Here is an simple example that gets min, max, and avg values from a list. The two functions below have same result. I want to know the difference between these two functions. And why use itertools.tee()? What advantage does it provide?

from statistics import median
from itertools import tee

purchases = [1, 2, 3, 4, 5]

def process_purchases(purchases):
    min_, max_, avg = tee(purchases, 3)
    return min(min_), max(max_), median(avg)

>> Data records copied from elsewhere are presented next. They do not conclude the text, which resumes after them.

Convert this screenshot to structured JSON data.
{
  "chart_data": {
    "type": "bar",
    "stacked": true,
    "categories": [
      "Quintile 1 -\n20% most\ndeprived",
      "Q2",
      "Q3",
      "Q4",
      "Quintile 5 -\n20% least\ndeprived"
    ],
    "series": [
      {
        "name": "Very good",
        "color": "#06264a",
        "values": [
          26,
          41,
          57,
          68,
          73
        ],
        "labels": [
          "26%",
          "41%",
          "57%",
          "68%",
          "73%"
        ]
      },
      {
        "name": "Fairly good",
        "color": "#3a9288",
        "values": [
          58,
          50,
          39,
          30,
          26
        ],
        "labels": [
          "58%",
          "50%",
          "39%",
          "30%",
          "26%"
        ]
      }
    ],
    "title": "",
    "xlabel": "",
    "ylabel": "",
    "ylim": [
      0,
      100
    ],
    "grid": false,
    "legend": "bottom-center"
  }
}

def _process_purchases(purchases):
    return min(purchases), max(purchases), median(purchases)

def main():
    stats = process_purchases(purchases=purchases)
    print("Result:", stats)
    stats = _process_purchases(purchases=purchases)
    print("Result:", stats)

if __name__ == '__main__':
    main()

Solution

  • Iterators can only be iterated once in python. After that they are "exhausted" and don't return more values.

    You can see this in functions like map(), zip(), filter() and many others:

    purchases = [1, 2, 3, 4, 5]
    
    double = map(lambda n: n*2, purchases)
    
    print(list(double))
    # [2, 4, 6, 8, 10]
    
    print(list(double))
    # [] <-- can't use it twice
    

    You can see the difference between your two functions if you pass them an iterator, such as the return value from map(). In this case _process_purchases() fails because min() exhausts the iterator and leaves no values for max() and median().

    tee() takes an iterator and gives you two or more, allowing you to use the iterator passed into the function more than once:

    from itertools import tee
    from statistics import median
    
    purchases = [1, 2, 3, 4, 5]
    
    def process_purchases(purchases):
        min_, max_, avg = tee(purchases, 3)
        return min(min_), max(max_), median(avg)
    
    
    def _process_purchases(purchases):
        return min(purchases), max(purchases), median(purchases)
    
    double = map(lambda n: n*2, purchases)
    _process_purchases(double)
    # ValueError: max() arg is an empty sequence
    
    double = map(lambda n: n*2, purchases)
    process_purchases(double)
    # (2, 10, 6)